Biamu, Mabakuha, Amani, Mahili, Pangite, Lelesi, Kalongo, Bumaere, Kabadjene, Ndakolo, Epululase, Tentera, Kakule, Malimba et Sukisa figurent parmi les localités affectées.
Au-delà du bilan humain, c’est toute la vie locale qui est paralysée. Des maisons ont été incendiées, des biens pillés et plusieurs habitants restent portés disparus. Des corps seraient encore abandonnés dans certains champs et zones reculées, faute de pouvoir être récupérés et enterrés.
Face à la menace, des familles prennent le chemin du déplacement. Elles abandonnent leurs habitations, leurs champs et leurs activités économiques, craignant de nouvelles incursions. Cette nouvelle vague de violences risque ainsi d’aggraver davantage la situation humanitaire dans cette partie de l’Ituri.

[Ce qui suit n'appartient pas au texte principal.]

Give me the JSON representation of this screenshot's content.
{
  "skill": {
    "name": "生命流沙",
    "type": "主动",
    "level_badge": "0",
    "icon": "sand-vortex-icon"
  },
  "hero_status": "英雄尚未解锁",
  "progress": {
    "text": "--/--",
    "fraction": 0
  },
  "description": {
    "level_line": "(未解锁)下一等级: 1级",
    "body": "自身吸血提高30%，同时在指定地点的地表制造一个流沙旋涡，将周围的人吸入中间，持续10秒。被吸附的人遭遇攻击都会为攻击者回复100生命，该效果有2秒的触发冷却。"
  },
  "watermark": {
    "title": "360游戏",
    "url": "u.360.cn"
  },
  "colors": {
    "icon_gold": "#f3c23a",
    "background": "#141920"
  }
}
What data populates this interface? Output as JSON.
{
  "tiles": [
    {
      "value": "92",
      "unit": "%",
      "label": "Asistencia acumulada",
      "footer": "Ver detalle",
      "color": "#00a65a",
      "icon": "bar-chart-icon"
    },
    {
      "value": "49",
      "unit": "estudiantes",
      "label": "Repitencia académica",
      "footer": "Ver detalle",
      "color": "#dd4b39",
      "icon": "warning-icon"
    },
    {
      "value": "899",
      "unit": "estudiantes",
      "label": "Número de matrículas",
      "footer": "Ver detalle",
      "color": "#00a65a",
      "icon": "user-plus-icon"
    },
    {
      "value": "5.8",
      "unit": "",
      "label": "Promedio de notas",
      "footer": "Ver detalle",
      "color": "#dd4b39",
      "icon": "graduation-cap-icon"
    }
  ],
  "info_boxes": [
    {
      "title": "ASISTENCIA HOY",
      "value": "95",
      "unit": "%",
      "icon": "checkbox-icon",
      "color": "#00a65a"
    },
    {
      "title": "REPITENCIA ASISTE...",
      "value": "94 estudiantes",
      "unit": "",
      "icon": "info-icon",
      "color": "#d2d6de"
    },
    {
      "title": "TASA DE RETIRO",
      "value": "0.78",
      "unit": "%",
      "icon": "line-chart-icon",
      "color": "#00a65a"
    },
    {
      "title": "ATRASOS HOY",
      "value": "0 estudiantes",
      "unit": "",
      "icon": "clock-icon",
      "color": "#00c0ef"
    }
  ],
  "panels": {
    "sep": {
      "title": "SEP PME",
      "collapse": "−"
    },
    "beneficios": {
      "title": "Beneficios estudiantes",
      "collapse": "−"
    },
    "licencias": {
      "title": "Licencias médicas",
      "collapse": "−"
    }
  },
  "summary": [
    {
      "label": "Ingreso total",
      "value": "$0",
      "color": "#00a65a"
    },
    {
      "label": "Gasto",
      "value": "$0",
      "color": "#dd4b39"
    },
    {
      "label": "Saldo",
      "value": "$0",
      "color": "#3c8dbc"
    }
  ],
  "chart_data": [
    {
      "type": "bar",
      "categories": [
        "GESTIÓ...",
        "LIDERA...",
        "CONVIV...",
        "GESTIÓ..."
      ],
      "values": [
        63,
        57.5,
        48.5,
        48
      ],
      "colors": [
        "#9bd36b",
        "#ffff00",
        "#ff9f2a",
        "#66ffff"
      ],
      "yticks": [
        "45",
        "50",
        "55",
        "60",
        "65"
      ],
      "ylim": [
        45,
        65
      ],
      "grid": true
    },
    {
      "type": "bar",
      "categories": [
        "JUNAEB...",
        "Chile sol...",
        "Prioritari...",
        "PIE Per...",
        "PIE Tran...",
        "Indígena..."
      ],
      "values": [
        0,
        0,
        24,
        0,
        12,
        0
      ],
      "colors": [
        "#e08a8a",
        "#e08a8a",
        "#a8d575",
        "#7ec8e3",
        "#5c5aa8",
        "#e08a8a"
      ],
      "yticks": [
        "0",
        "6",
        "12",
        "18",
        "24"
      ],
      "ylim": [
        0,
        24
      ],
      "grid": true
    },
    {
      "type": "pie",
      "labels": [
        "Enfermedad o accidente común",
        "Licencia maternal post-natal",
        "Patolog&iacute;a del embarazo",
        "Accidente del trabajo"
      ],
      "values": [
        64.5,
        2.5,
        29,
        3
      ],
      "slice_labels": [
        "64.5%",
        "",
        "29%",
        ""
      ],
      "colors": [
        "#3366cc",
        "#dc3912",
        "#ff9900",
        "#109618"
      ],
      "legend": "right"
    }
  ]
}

L’APDEF Mambasa appelle la population à une vigilance accrue et alerte sur la circulation des assaillants dans plusieurs zones. L’organisation réclame également une intervention urgente pour sécuriser les populations, récupérer les corps et apporter une assistance aux familles affectées.
Ces attaques répétées relancent surtout les interrogations sur la capacité des dispositifs sécuritaires à protéger les villages isolés de Mambasa. En cinq jours, quinze localités ont été frappées : un bilan qui témoigne de la vulnérabilité persistante des populations civiles face aux ADF.
Dans plusieurs familles, la priorité n’est désormais plus de cultiver ou de reconstruire, mais simplement de trouver un endroit où passer la nuit en sécurité.